- Classification: Protestant
- Theology: New School Presbyterian Scougalism
- Governance: Neo-Presbyterian
- Associations: World Communion of Reformed Churches
- Region: United States
- Origin: 1874 Huntsville, Alabama
- Separated from: Cumberland Presbyterian Church
- Congregations: 153

= Cumberland Presbyterian Church in America =

African-American Presbyterian denomination

The Cumberland Presbyterian Church in America is a historically African-American denomination which developed from the Cumberland Presbyterian Church in 1874.

==History==
The church was formed after African-American delegates to the Cumberland Presbyterian Church's May 1869 General Assembly asked for assistance in organizing a separate body for African Americans, allowing them to become more independent and self-reliant, develop their own clergy and other leaders, and maintain their own church buildings, all with financial support from the parent denomination. The new church was organized in May 1874 as the Colored Cumberland Presbyterian Church. It later was known as the Second Cumberland Presbyterian Church before assuming its current name in 1992.

Relations between the two Cumberland Presbyterian groups have for the most part been very cordial, and many of the CPCA ministers have trained at Memphis Theological Seminary. A reunion attempt on the part of both denominations failed to win approval in the late 1980s. The African American church wanted equal representation on all boards and agencies, feeling that otherwise they would be swallowed up by the larger white church. The joint committee drafting the plan of union agreed and made such a stipulation in its reporting to the General Assembly. However, many in the white, rural, southern-based church were not willing to cede that much power and balked at the plan. Both denominations are now working on a plan of organic merger. The two denominations continue to share a Confession of Faith and cooperate in many common ministries.

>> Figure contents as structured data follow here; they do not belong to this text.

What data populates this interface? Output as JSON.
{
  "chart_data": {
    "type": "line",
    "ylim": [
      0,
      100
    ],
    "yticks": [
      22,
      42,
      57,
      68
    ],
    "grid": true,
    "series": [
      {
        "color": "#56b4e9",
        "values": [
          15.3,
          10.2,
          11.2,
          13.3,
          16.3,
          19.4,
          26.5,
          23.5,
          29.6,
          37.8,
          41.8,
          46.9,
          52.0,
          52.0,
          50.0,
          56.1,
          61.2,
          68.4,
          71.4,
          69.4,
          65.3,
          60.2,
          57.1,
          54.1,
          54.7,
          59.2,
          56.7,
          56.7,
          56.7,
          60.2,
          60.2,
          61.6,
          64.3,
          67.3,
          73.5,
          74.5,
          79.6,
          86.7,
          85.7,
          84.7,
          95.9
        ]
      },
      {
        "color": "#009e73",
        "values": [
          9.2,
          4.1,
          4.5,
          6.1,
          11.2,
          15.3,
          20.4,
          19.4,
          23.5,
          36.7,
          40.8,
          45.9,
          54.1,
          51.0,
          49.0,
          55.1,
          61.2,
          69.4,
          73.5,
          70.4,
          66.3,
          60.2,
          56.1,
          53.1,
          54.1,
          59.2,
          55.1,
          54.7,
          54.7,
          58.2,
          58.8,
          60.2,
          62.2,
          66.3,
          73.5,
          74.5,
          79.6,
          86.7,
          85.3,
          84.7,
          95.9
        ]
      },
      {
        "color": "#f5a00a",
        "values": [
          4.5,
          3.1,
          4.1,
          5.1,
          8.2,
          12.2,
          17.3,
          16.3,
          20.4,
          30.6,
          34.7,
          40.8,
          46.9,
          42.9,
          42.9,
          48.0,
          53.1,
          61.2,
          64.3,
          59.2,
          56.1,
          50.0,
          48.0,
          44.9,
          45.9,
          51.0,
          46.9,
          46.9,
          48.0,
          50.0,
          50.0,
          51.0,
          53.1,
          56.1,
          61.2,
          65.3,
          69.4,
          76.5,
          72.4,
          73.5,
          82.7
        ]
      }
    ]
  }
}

==Organization and membership==
Denominational headquarters are located in Huntsville, Alabama. There are 153 congregations, which are organized into 15 presbyteries and four synods, in Alabama, Kentucky, Tennessee and Texas and Illinois. Membership is primarily concentrated in Alabama, Tennessee, and Texas, but the church extends north to Cleveland, Chicago, Oklahoma, Detroit and Marshalltown, Iowa.

== Governance ==
The church adheres to the Presbyterian Church governance. It has 4 Synods, the Texas Synod has 3 Presbyteries namely the Angelina (26 churches), Brazos River (58) and East Texas (4) Presbyteries. The Tennessee Synod has 3 Presbyteries, the Elk River (11), Hiawassee (9), New Hopewell Presbyteries (11). The Kentucky Synod has 3, the Cleveland Ohio (4), the Kansouri (12), and the Ohio (5), the Purchase (5) Presbyteries. The biggest synod is Alabama Synod with 6 Presbyteries, namely the Birmingham (6), the Florence (5), Huntsville (68), South Alabama (16), Tennessee Valley (8) and Tuscaloosa (7) Presbyteries.

== Unification issues ==
In 2012 the general assemblies of both the Cumberland Presbyterian Church and the Cumberland Presbyterian Church in America were agreed to the forming of a unification task force, to pursue organic union.